Interestingly, I implemented (exp(2*x) - 1) / (exp(2*x) + 1) which is how I would think the native gen function would do tanh, but it is a super cpu hog compared to the native function. Maybe gen tanh is a bit of an approximation too?
Thanks for your answer. In gen~ the lookup() and sample () functions are not very efficient. Well properly speaking anything that sets attributes to the same as the defaults for lookup() and sample(). The explanation is that these objects interpolate in a fixed range, such as 0 to 1, to find the corresponding value in the LUT. This means it performs a divide by the buffer size, and it also has to fetch the buffer size from patch data. If you use peek~ and efficiently precalculate the range yourself, as you already know what size table you chose, the performance is closer to what one expects.
There's still a little overhead because if you use an external buffer~ to store the data, the buffer~ object is multiclient. That means the access to gen~ is double buffered, which slows it down. So the most efficient implementation is to calculate the values inside gen~ in a Data() array, rather than going to an external buffer~.
Very interesting, thanks! I am going to set to work on this and see if I can come up with a efficient solution using [data] and [peek].
Oh, well if you want to do it, then the best solution currently for setting data currently, as per kind directions from cycling74:
Data mydata(16384);
History flag(0);
if (flag==0){
flag=1;
for (x=0; x<163784; x +=1) {
// something like mydata.poke(tanh (x/16384), x);
}
So it still needs an additional conditional test and static variable read on every sample cycle, which may be annoying but there apparently isn't a better way known to populate read-only data arrays in gen~ currently. Hopefully it combines with setting other static data in a real-world design.

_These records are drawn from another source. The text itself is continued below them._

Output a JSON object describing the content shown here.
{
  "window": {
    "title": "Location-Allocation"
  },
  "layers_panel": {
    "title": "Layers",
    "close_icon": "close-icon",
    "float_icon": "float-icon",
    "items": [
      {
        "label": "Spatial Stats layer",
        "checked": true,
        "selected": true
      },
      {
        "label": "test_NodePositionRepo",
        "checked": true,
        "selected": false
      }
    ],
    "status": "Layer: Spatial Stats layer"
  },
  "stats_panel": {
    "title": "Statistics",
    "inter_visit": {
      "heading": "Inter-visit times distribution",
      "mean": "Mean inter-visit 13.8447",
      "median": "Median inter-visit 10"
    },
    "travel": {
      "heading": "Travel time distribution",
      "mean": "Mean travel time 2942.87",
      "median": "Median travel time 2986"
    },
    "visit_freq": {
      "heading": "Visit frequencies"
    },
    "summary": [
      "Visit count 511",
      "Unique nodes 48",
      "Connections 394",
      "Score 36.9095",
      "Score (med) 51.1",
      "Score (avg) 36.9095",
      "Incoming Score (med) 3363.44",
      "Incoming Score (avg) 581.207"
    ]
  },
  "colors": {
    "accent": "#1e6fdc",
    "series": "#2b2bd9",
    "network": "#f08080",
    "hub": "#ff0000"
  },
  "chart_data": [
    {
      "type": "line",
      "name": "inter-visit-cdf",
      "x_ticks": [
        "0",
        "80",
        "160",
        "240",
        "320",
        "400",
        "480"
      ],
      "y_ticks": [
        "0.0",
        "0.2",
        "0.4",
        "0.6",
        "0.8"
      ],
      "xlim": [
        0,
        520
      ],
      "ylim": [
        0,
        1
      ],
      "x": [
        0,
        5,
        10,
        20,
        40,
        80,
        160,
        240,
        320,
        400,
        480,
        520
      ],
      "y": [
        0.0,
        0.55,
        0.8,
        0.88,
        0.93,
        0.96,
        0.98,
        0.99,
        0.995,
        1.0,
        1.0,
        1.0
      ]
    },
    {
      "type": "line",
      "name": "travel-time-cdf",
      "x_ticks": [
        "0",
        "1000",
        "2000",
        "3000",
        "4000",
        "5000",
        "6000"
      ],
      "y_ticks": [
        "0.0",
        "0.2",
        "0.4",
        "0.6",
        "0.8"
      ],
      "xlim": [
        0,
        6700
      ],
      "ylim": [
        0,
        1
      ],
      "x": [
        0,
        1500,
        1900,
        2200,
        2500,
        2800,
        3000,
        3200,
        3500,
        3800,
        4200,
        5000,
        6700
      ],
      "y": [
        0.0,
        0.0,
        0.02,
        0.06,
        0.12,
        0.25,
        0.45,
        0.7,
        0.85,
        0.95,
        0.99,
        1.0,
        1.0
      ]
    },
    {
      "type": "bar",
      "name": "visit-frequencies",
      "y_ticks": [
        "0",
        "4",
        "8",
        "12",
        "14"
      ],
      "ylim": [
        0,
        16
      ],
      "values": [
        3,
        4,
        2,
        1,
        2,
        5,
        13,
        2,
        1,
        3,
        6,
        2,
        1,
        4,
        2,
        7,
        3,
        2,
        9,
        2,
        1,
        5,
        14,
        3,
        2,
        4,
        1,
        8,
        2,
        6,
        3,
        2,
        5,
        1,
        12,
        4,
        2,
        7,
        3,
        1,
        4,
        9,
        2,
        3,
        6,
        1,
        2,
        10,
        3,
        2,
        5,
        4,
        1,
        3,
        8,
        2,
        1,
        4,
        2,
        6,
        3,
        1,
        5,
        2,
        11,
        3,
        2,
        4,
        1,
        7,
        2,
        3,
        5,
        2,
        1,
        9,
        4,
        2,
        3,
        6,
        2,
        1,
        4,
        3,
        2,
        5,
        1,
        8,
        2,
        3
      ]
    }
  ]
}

Funnily though I may be goling in the other direction and wanting your approximations, because in my poly~ synth, all the data buffering has made then gen~ code too large to run on 32-bit Windows. Whenever you start doing alot of data in gen~ it's a good idea to check the memory usage too.
Hey, sorry for the delayed response, more pressing issues placed my late-night tanh tomfoolery in the low priority queue for a bit but last night I had enough juice left in me to do some stuff that had been on my mind.
And btw, Wow! Ernest, that history-branch-loop trick is amazing, thanks! Its like a loadbang for genexpr! I have a feeling its going to be useful in many others ways too...
So, I rigged up an uninterpolated lookup transfer function and it does do better than [lookup] or [sample @index="lookup"] in terms of CPU but it is still outperformed by the better approximations. Outperformed in terms of CPU usage and responsiveness to high gain levels. Maybe it could be implemented better than I did it? I am not really privy to the best practices in terms of LUT transfer function code, I just did it the easiest way that made sense to me. Honestly this result surprises me about LUTs being harder on the CPU, but hey, what do I know?
I also started thinking about using branching as well as exp() approximations to get a tanh() approx and I sort of had some success. I included two of my most successful experiments near the bottom right of the patcher: one is a branched tanh-ish thing that is a little too bright and has a variable shape built it. Its cheap and could be useful for alot of stuff. The other is calculated tanh() with fast exp() approximations that isn't great, but might be viable with some fixing up. I think I'll keep poking around other fastexp() type deals they seem pretty useful. Also, I was thinking about a taylor series type implementation being viable? But the higher order coefficients require something like 60x^9 or something ludicrous, so maybe not.
anyway with further ado...
Lol, I just realized I left a comment with a typo in there that says "[lookup] peeling a buffer".